"Sweeney Todd: The Demon Barber of Fleet Street," a book by Robert L. Mack, who's evidently an expert on the subject of Sweeney Todd, as he's also author of
The Wonderful and Surprising History of Sweeney Todd: The Life and Times of an Urban Legend, comes to us as a rather odd tie-in with the recent major movie on the subject, Tim Burton's, starring Johnny Depp,
Sweeney Todd [DVD] [2007]. And it does tie in with the subject of the infamous Sweeney Todd, in fact. Just not in the way a reader might anticipate.
For the author has edited the earliest-known major literary treatment of the subject. That happens to be an anonymously-written Victorian-era British "penny dreadful," published as an 18-part serial that ran from November 21, 1846 to March 20, 1847, called, "The String of Pearls: A Romance." And the very modern horror tale of the murderous barber and his partner in crime, the cannibalistic Mrs. Margery Lovett, who owned a meat pie shop, is but a subplot in a fusty, melodramatic, rather conventional tale of the romance of Johanna Oakley and Mark Ingestrie.
However, as the writer Mack points out in his very interesting introduction, before the serial had even been completely published, the story of the barber and the pie shop owner had already been lifted from it and used for a wildly popular stage play that would be followed by many more such throughout the Victorian era. And these, of course, were followed by the 1979, multi-award winning, landmark Broadway musical production, by Stephen Sondheim and Hugh Wheeler, that was the basis for Burton's recent movie musical. Mack also tells us that, though there is some slight documentation that a somewhat similar crime might have been committed in 18th century Paris, the story of Sweeney Todd might, at that time, be considered more a rural legend than an urban one: apparently many countrymen, in the big smoke of London for the day, selling livestock or whatever, scared themselves to sleep with tales of a big city barber who would murder them for their money.
The tale itself, which owes a lot, around the edges, to the Charles Dickens' novel also being serialized at the time, is fun to read, although the story is, certainly, told Victorian-style, and therefore won't be to everyone's taste. But the reader can, to a degree, share in the author's thrill of discovery, as Todd and Mrs. Lovett walk right out of this silly romance, into our imaginations, and onto the world stage. Mack has also footnoted the book for its modern-day readers: as several other reviewers have complained, the footnotes are somewhat inconveniently located at the back of the book, rather than on the page, and vary from the informative, to the self-explanatory, to the extraneous.

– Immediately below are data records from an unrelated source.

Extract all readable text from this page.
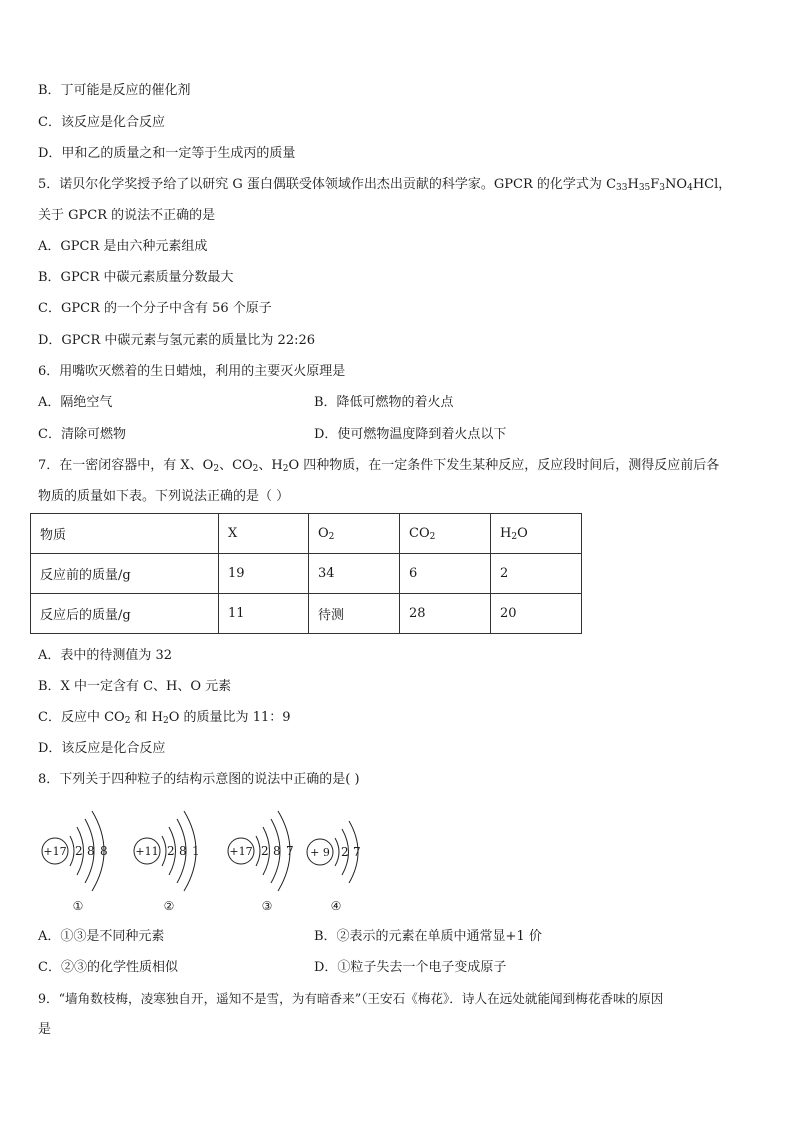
B．丁可能是反应的催化剂
C．该反应是化合反应
D．甲和乙的质量之和一定等于生成丙的质量
5．诺贝尔化学奖授予给了以研究 G 蛋白偶联受体领域作出杰出贡献的科学家。GPCR 的化学式为 $C_{33}H_{35}F_3NO_4HCl$，
关于 GPCR 的说法不正确的是
A．GPCR 是由六种元素组成
B．GPCR 中碳元素质量分数最大
C．GPCR 的一个分子中含有 56 个原子
D．GPCR 中碳元素与氢元素的质量比为 22:26
6．用嘴吹灭燃着的生日蜡烛，利用的主要灭火原理是
A．隔绝空气	B．降低可燃物的着火点
C．清除可燃物	D．使可燃物温度降到着火点以下
7．在一密闭容器中，有 X、$O_2$、$CO_2$、$H_2O$ 四种物质，在一定条件下发生某种反应，反应段时间后，测得反应前后各
物质的质量如下表。下列说法正确的是（ ）
物质	X	$O_2$	$CO_2$	$H_2O$
反应前的质量/g	19	34	6	2
反应后的质量/g	11	待测	28	20
A．表中的待测值为 32
B．X 中一定含有 C、H、O 元素
C．反应中 $CO_2$ 和 $H_2O$ 的质量比为 11：9
D．该反应是化合反应
8．下列关于四种粒子的结构示意图的说法中正确的是( )
+17 2 8 8
①
+11 2 8 1
②
+17 2 8 7
③
+ 9 2 7
④
A．①③是不同种元素	B．②表示的元素在单质中通常显+1 价
C．②③的化学性质相似	D．①粒子失去一个电子变成原子
9．“墙角数枝梅，凌寒独自开，遥知不是雪，为有暗香来”（王安石《梅花》．诗人在远处就能闻到梅花香味的原因
是
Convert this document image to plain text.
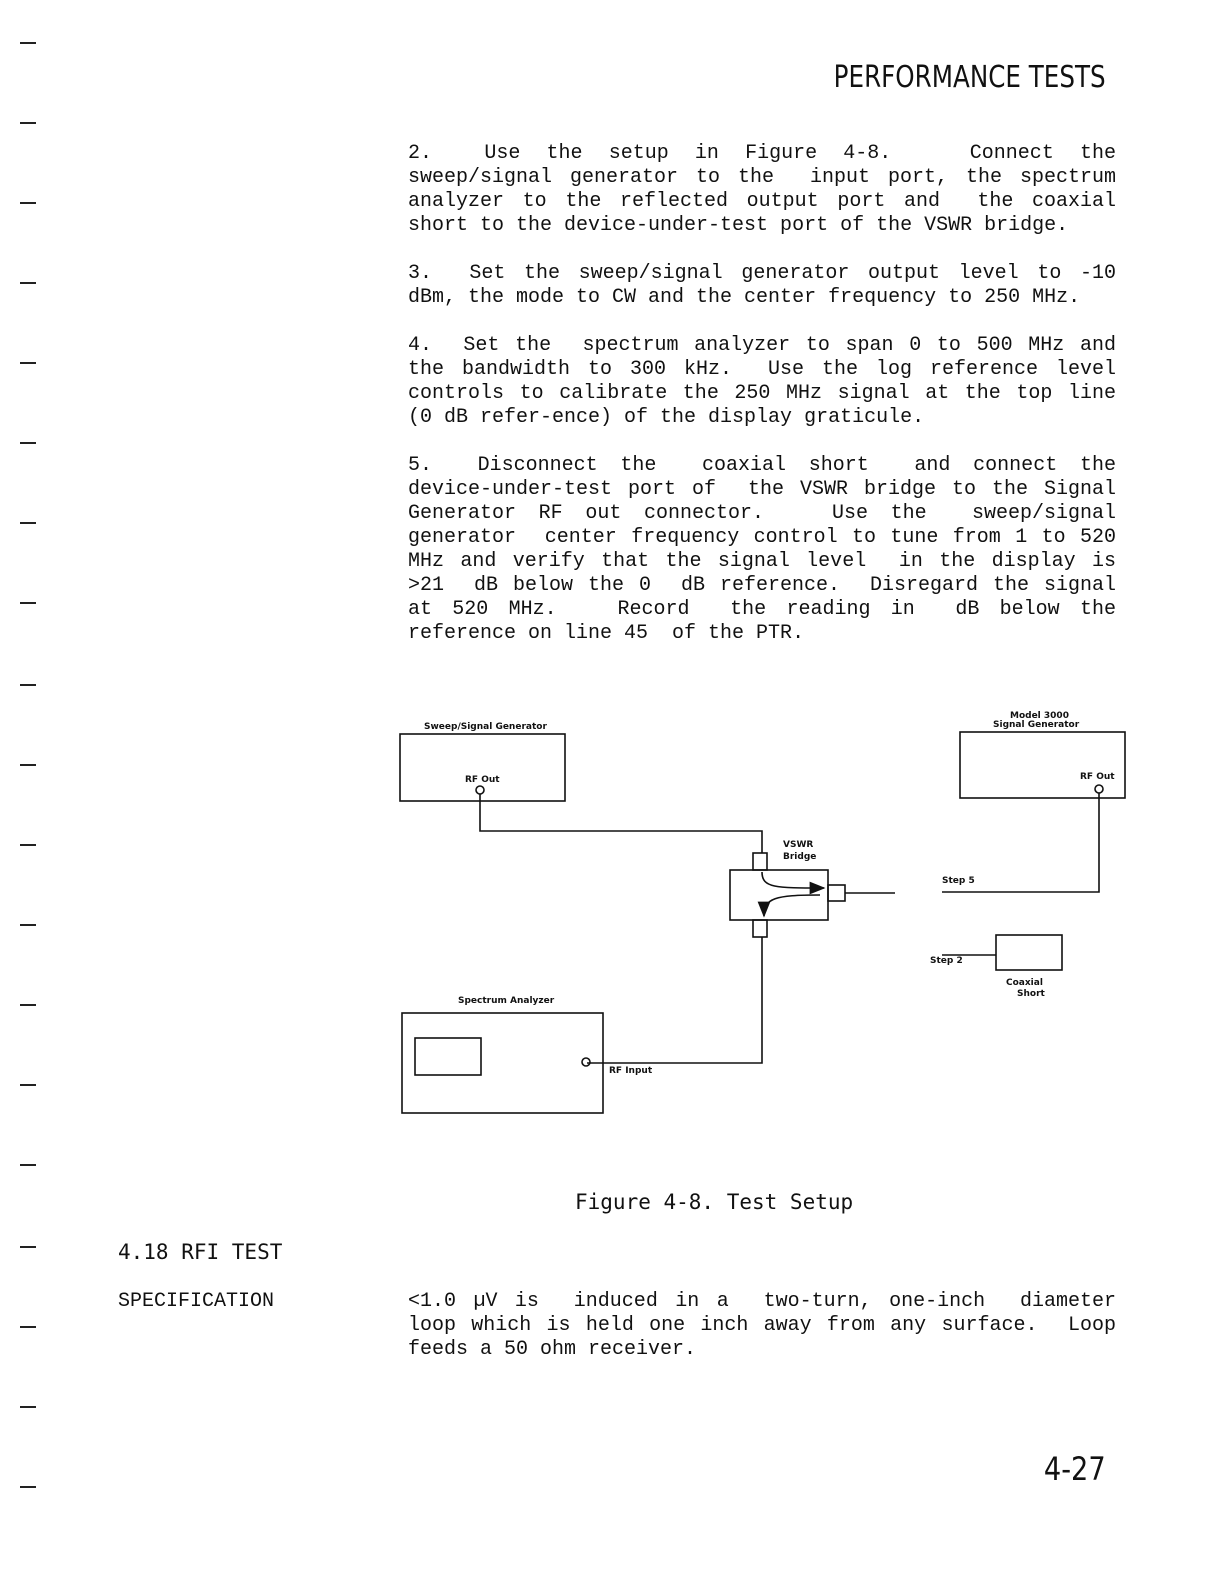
PERFORMANCE TESTS

2.  Use the setup in Figure 4-8.   Connect the sweep/signal generator to the  input port, the spectrum  analyzer to the reflected output port and  the coaxial short to the device-under-test port of the VSWR bridge.

3.  Set the sweep/signal generator output level to -10 dBm, the mode to CW and the center frequency to 250 MHz.

4.  Set the  spectrum analyzer to span 0 to 500 MHz and the bandwidth to 300 kHz.  Use the log reference level controls to calibrate the 250 MHz signal at the top line (0 dB refer-ence) of the display graticule.

5.  Disconnect the  coaxial short  and connect the  device-under-test port of  the VSWR bridge to the Signal Generator RF out connector.   Use the  sweep/signal generator  center frequency control to tune from 1 to 520 MHz and verify that the signal level  in the display is >21  dB below the 0  dB reference.  Disregard the signal  at 520 MHz.   Record  the reading in  dB below the  reference on line 45  of the PTR.

Sweep/Signal Generator
RF Out
Model 3000
Signal Generator
RF Out
VSWR
Bridge
Step 5
Step 2
Coaxial
Short
Spectrum Analyzer
RF Input
Figure 4-8. Test Setup
4.18 RFI TEST
SPECIFICATION	<1.0 µV is  induced in a  two-turn, one-inch  diameter loop which is held one inch away from any surface.  Loop feeds a 50 ohm receiver.

4-27
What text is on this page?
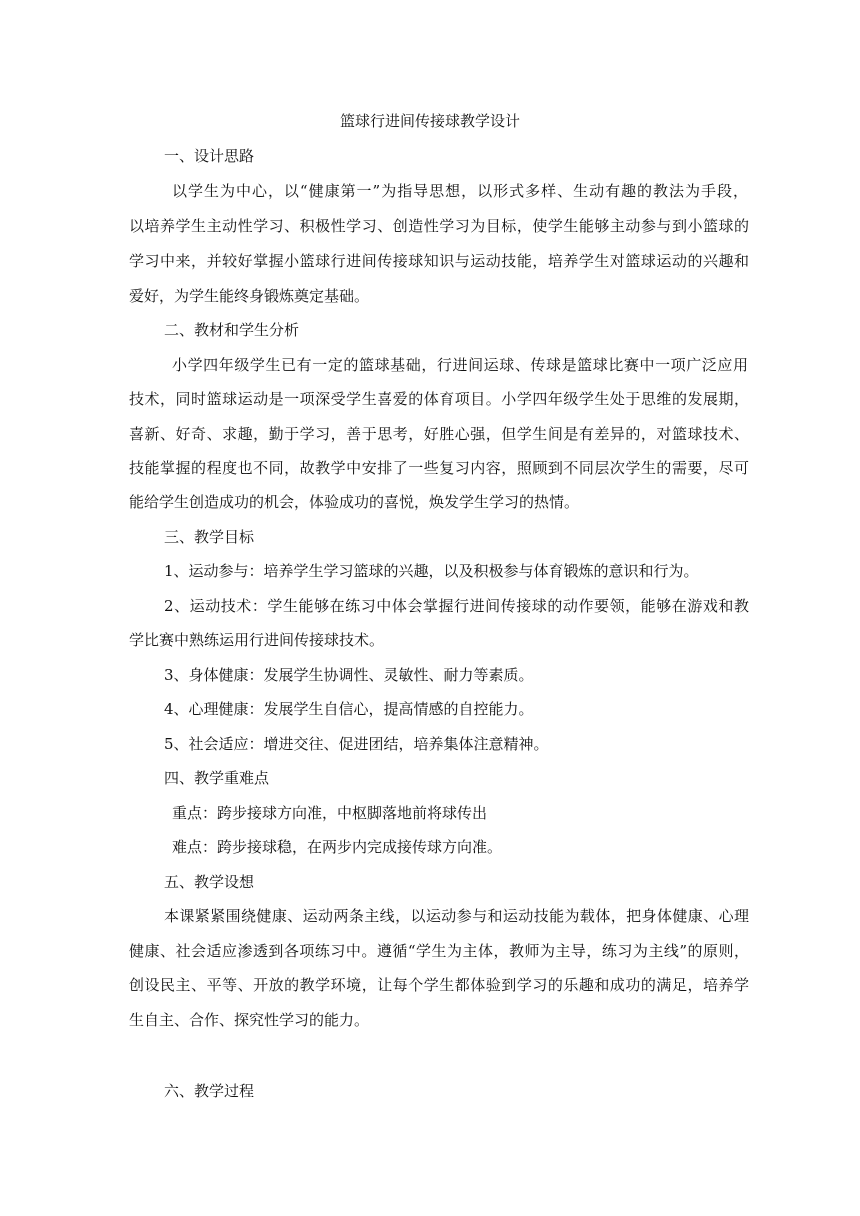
篮球行进间传接球教学设计
一、设计思路
以学生为中心，以“健康第一”为指导思想，以形式多样、生动有趣的教法为手段，
以培养学生主动性学习、积极性学习、创造性学习为目标，使学生能够主动参与到小篮球的
学习中来，并较好掌握小篮球行进间传接球知识与运动技能，培养学生对篮球运动的兴趣和
爱好，为学生能终身锻炼奠定基础。
二、教材和学生分析
小学四年级学生已有一定的篮球基础，行进间运球、传球是篮球比赛中一项广泛应用
技术，同时篮球运动是一项深受学生喜爱的体育项目。小学四年级学生处于思维的发展期，
喜新、好奇、求趣，勤于学习，善于思考，好胜心强，但学生间是有差异的，对篮球技术、
技能掌握的程度也不同，故教学中安排了一些复习内容，照顾到不同层次学生的需要，尽可
能给学生创造成功的机会，体验成功的喜悦，焕发学生学习的热情。
三、教学目标
1、运动参与：培养学生学习篮球的兴趣，以及积极参与体育锻炼的意识和行为。
2、运动技术：学生能够在练习中体会掌握行进间传接球的动作要领，能够在游戏和教
学比赛中熟练运用行进间传接球技术。
3、身体健康：发展学生协调性、灵敏性、耐力等素质。
4、心理健康：发展学生自信心，提高情感的自控能力。
5、社会适应：增进交往、促进团结，培养集体注意精神。
四、教学重难点
重点：跨步接球方向准，中枢脚落地前将球传出
难点：跨步接球稳，在两步内完成接传球方向准。
五、教学设想
本课紧紧围绕健康、运动两条主线，以运动参与和运动技能为载体，把身体健康、心理
健康、社会适应渗透到各项练习中。遵循“学生为主体，教师为主导，练习为主线”的原则，
创设民主、平等、开放的教学环境，让每个学生都体验到学习的乐趣和成功的满足，培养学
生自主、合作、探究性学习的能力。
六、教学过程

But it helps to know, in understanding the emergence of these early 19th century icons of horror, that London at the time was a place we'd consider fairly horrible today, stinking, dirty, and unsanitary. And the Fleet Street area, as I mentioned in my review of the recent movie, was particularly bad. Before it was covered over, the Fleet River had become so polluted that it burned, and became known as the Fleet Ditch, an open sewer. The network of underground caverns used by the sinister pair to conduct their business was undoubtedly what remained of that troubled body of water.
All in all, it's got to be interesting for those who like to know the background of what they're seeing.